MUCHATHA, Kenya (RNS) – When pastors and priests in this Nairobi suburb preach to their flocks, violent extremism is rarely a topic.

A coffee-growing area turned bedroom community, Muchatha is populated by a wide variety of traders, farmers, artisans and city workers who worship side by side on Sundays in the Roman Catholic, Seventh-day Adventist, Anglican and some Pentecostal churches that stand practically next to one other on the town’s streets.

So residents were shocked to hear that one of the Islamist militants involved in last week’s (Jan. 15) attack on Dusit D2, a business and office complex in Nairobi, had lived among them.

Ali Salim Gichunge, allegedly one of the masterminds of the Dusit D2 terrorist attack, rented a bungalow for the past year in Guango, a middle-class development in town. After months of meticulous planning, authorities said, Gichunge and five other militants stormed the complex, killing 21 people and injuring an unspecified number before being killed themselves by Kenyan special forces.

CCTV footage of Ali Salim Gichunge before attacking the Dusit D2 complex on Jan. 15, 2019, in Nairobi, Kenya. Photo courtesy of Dusit D2

Neighbors describe Gichunge as an ordinary, respectful youth, despite his habit, widely shared among the town’s young people, of announcing his presence with a roaring car engine and loud pop music.

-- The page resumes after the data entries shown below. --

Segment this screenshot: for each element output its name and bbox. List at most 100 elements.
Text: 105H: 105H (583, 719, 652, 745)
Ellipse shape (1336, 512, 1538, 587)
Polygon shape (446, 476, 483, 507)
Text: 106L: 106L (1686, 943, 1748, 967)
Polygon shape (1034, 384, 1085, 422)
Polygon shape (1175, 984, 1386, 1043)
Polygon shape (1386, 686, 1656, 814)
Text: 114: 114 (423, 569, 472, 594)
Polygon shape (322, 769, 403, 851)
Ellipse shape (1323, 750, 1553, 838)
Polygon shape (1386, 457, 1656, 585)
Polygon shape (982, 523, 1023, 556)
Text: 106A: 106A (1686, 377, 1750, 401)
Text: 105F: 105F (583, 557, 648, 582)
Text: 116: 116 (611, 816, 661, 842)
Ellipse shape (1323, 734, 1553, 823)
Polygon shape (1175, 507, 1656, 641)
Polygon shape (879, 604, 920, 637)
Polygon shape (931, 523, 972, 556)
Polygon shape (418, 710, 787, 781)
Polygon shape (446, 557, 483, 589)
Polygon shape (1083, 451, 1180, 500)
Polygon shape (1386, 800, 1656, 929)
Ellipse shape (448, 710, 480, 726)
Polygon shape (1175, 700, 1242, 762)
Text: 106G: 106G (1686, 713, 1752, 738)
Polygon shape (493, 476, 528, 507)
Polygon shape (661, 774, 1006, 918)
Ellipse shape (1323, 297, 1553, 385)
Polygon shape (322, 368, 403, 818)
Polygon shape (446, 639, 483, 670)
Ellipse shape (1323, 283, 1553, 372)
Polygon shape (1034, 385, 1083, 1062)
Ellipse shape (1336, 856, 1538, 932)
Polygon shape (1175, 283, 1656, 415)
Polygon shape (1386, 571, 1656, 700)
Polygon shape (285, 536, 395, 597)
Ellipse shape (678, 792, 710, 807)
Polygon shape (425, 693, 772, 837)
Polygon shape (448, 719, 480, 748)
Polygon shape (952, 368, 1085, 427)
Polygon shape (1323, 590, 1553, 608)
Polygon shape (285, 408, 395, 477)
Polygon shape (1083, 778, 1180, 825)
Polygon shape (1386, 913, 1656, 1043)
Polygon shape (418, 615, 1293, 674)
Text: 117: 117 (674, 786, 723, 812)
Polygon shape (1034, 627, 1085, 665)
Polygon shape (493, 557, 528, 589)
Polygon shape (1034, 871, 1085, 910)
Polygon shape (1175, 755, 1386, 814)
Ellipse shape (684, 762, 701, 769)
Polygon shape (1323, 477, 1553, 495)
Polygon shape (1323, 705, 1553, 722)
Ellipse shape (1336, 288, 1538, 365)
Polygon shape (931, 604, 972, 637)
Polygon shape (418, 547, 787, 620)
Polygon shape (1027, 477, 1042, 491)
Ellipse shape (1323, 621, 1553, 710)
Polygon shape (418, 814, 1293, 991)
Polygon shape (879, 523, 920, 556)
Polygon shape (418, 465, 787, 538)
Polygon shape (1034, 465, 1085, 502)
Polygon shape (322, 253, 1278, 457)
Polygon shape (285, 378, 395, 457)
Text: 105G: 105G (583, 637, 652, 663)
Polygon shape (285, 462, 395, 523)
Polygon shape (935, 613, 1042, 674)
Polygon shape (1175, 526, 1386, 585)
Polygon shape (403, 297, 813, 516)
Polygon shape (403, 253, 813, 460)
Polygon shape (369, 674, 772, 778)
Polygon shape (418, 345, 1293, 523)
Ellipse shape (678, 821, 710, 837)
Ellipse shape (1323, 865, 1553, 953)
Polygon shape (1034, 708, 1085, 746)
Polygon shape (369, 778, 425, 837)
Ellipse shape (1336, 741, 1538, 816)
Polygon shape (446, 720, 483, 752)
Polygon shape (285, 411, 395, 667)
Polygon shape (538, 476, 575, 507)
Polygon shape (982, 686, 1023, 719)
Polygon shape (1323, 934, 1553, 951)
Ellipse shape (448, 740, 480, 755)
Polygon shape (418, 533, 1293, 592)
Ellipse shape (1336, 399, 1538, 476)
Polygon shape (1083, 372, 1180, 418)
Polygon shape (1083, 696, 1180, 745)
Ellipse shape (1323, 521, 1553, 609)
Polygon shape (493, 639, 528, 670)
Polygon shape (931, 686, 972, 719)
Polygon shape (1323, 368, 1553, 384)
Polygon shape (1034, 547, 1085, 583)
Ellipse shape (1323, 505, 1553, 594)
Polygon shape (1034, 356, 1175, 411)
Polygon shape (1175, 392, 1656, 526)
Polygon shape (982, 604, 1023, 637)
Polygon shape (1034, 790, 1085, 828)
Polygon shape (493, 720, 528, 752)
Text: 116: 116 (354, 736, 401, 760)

“He often bought one liter of Coca-Cola and some chewing gum. He would ask me to keep the change. This (his alleged involvement in the attack) is very shocking,” said a young shopkeeper near Gichunge’s home.

With his cleanshaven head and goatee, Gichunge, alias Farouk Idris, didn’t match the typical image of jihadists, normally identified by their full beards, Islamic dress or frequent shouts of “Allahu akbar.”

The same could be said of Violet Kemunto Omwoyo, reportedly Gichunge’s wife and a former Christian, who often accompanied him in Muchatha and who was said to be on the run after last Tuesday’s attacks. Always clad in hijab, Omwoyo, aka Khadija, is a graduate of journalism and public relations from Masinde Muliro University in western Kenya.

According to analysts, the new crop of radicalized Islamists is well-educated, and its members live ordinary lives and are not easy to detect.